Saturday, October 29, 2011
Hall 1-2 (San Jose Convention Center)
Cytochrome P450 BM3 is a well studied fatty acid monooxygenase. Unlike P450-enzymes in higher organisms, BM3 exhibits a natural peptide fusion of the P450 and the reductase domains. BM3 has shown an atypical reaction by reducing an aldehyde to its respective primary alcohol. Interestingly, initial results indicate that this previously unknown reduction can be enhanced by using a genetic variant of BM3, F87A T268A. BM3 wild type, the variant protein and the corresponding BM3 reductase domain were expressed in Escherichia coli and purified by affinity chromatography, characterized by cytochrome c reductase activity assays, heme and FAD/FMN content measurement (fluorescence, UV-Vis spectroscopy), purity (SDS-PAGE) and active heme (CO-binding) of each protein.

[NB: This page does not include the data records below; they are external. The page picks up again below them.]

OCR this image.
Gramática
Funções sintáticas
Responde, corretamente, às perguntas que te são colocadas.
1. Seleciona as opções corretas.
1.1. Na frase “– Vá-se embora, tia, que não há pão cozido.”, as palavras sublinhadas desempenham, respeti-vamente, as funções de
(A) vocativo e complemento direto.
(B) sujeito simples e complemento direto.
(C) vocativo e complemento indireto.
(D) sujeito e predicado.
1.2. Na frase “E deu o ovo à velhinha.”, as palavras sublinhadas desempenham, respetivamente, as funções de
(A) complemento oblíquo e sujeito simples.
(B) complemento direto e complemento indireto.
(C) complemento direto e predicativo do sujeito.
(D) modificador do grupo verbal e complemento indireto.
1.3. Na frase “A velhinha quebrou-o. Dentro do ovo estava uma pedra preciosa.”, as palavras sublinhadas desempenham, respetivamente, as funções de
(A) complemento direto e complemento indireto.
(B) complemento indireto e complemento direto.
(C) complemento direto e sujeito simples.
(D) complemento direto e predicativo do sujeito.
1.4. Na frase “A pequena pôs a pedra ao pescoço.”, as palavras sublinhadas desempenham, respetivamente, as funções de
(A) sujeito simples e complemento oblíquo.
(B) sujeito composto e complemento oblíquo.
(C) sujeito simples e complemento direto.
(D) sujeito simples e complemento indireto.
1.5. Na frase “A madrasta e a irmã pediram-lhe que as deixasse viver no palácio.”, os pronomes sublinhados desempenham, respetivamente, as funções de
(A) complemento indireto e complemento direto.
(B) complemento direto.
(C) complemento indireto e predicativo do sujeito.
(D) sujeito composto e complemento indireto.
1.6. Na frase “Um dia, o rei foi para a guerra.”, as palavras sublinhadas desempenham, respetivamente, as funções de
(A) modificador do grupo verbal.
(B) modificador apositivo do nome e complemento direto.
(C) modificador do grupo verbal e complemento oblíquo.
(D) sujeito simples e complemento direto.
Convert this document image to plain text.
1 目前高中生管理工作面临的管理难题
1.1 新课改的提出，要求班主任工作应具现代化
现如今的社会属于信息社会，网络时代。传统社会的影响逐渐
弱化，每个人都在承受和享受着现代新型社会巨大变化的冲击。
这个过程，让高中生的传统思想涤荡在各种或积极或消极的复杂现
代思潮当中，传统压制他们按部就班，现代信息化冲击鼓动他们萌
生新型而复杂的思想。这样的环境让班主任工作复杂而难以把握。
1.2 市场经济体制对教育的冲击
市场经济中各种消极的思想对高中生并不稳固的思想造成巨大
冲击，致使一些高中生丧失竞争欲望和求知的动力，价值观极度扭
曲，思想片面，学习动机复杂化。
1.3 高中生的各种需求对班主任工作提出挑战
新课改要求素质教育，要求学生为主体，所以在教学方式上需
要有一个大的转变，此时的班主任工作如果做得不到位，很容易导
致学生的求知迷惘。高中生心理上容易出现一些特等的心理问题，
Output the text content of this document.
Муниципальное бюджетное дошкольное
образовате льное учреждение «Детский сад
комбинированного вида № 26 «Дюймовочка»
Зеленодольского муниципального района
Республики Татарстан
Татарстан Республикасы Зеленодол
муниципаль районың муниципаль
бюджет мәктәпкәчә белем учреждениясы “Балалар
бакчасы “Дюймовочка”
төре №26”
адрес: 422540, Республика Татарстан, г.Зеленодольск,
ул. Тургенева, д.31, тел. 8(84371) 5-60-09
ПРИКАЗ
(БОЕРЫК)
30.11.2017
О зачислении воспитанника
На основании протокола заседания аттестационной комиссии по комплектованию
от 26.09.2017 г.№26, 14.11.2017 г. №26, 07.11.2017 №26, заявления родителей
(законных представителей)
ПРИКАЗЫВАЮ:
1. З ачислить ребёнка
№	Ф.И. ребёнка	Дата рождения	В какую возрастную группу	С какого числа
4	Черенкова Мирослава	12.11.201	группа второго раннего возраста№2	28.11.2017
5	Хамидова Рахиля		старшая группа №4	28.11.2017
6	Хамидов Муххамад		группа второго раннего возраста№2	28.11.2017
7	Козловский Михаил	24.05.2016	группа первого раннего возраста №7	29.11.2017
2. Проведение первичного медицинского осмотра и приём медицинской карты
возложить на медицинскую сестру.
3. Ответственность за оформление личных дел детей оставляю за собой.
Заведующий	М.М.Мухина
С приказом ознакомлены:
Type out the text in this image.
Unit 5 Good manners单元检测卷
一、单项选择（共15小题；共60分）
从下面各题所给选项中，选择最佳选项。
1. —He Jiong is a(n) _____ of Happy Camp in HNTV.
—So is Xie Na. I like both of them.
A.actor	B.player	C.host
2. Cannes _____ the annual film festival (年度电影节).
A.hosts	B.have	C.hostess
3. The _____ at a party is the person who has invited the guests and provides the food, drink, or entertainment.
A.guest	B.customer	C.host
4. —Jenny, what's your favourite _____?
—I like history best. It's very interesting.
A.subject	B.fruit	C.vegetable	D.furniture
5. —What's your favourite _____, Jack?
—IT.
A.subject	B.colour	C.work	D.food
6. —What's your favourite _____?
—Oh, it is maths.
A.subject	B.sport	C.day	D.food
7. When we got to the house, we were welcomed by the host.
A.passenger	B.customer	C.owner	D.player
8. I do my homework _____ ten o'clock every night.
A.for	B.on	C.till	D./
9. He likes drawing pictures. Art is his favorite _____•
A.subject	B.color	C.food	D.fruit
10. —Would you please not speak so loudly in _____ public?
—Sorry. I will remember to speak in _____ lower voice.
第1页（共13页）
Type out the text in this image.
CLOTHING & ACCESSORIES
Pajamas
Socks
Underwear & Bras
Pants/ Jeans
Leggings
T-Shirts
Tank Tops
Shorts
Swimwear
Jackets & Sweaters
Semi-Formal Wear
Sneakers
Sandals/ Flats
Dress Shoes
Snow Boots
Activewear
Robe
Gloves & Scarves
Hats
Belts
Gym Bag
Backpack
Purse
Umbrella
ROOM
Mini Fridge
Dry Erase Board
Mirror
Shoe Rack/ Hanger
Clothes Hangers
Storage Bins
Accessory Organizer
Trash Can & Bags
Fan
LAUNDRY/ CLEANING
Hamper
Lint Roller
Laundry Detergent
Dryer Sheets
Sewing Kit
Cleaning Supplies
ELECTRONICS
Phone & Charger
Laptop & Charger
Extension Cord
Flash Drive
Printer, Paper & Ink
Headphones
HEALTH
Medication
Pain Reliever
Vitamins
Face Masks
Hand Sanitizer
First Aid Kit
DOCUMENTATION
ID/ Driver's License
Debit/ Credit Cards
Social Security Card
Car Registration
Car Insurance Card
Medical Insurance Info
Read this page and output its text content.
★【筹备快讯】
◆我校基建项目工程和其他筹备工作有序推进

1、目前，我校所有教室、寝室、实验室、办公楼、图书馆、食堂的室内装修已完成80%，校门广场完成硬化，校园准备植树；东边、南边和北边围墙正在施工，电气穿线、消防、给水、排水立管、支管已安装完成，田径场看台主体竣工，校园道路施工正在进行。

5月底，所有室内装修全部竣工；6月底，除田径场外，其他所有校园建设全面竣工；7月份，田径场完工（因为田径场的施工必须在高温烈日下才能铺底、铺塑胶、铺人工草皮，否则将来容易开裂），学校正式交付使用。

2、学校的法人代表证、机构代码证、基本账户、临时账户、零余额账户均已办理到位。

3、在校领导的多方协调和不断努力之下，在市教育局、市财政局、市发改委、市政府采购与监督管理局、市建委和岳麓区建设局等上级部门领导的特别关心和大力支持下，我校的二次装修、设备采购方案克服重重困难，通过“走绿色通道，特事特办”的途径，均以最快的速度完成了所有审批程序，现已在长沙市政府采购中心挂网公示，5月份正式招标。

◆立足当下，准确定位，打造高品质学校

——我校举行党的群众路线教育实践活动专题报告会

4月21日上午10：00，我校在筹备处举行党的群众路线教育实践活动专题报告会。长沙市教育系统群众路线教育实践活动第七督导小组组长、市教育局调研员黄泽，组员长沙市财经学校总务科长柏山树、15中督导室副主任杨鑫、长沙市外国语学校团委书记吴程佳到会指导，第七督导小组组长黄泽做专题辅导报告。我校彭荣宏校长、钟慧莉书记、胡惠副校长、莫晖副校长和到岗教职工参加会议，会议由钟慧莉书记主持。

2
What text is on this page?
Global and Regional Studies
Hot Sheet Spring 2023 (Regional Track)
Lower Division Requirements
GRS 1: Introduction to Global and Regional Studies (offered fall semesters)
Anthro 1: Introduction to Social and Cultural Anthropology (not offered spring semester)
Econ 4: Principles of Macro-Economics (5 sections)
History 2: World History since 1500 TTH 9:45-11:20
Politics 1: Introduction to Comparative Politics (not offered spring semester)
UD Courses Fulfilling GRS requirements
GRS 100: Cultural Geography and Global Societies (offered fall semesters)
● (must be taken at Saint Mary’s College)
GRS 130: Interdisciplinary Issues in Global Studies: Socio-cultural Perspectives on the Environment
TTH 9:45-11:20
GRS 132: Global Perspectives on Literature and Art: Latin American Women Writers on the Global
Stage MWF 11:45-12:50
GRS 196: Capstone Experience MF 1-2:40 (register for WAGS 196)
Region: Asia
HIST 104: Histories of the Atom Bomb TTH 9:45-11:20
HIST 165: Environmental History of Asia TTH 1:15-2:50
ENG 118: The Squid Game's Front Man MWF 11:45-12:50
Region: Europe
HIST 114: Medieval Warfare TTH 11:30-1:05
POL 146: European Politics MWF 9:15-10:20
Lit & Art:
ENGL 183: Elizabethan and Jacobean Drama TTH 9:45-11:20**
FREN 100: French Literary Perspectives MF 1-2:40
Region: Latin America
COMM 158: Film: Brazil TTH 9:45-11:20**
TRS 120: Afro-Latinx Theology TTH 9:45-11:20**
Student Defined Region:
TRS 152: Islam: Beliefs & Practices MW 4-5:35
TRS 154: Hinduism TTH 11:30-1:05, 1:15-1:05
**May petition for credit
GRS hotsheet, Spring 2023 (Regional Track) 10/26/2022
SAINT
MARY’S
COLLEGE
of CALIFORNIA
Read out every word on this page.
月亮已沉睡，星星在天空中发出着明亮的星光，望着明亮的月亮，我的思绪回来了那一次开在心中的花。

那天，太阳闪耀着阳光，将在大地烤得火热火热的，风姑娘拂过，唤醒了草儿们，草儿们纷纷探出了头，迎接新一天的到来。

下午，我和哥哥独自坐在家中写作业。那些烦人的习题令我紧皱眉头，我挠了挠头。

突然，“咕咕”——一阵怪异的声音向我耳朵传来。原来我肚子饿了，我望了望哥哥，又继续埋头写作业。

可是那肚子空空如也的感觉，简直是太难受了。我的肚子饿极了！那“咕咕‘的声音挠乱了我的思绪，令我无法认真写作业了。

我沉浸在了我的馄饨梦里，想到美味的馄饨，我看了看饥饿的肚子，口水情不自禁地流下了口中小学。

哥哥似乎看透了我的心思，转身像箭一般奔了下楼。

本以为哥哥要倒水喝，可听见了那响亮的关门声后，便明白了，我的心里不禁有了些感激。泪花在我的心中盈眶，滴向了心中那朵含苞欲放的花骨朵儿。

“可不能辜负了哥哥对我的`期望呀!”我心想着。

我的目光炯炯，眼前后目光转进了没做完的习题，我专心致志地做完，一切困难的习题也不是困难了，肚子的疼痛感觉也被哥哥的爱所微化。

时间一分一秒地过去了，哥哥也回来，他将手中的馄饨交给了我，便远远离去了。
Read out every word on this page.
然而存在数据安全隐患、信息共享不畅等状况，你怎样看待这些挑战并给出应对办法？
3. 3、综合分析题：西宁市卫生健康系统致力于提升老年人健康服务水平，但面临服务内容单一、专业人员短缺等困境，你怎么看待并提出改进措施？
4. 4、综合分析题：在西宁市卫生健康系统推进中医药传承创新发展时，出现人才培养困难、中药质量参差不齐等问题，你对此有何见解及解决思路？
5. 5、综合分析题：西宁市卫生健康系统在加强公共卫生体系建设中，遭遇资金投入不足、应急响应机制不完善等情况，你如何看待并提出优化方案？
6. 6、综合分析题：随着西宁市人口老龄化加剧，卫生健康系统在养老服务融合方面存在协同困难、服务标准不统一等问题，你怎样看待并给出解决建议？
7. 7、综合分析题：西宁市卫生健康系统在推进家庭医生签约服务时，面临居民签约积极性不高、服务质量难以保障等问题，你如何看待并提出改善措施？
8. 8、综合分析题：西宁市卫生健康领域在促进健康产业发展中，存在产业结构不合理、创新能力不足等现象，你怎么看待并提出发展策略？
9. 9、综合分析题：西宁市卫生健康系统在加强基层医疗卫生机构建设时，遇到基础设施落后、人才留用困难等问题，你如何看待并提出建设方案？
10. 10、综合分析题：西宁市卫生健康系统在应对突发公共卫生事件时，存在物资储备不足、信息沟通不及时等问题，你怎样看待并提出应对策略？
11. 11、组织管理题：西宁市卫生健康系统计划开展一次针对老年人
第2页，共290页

Kinetic parameters were measured for the reduction of an aldehyde probe (2-Naphthaldehyde) using gas chromatography coupled with mass spectrometry. To investigate the mechanism of aldehyde reduction, the reaction was carried out under saturating CO conditions, in D2O buffers and under argon. This exciting new reductive property of P450 BM3 can be an important catalyst in biotechnology.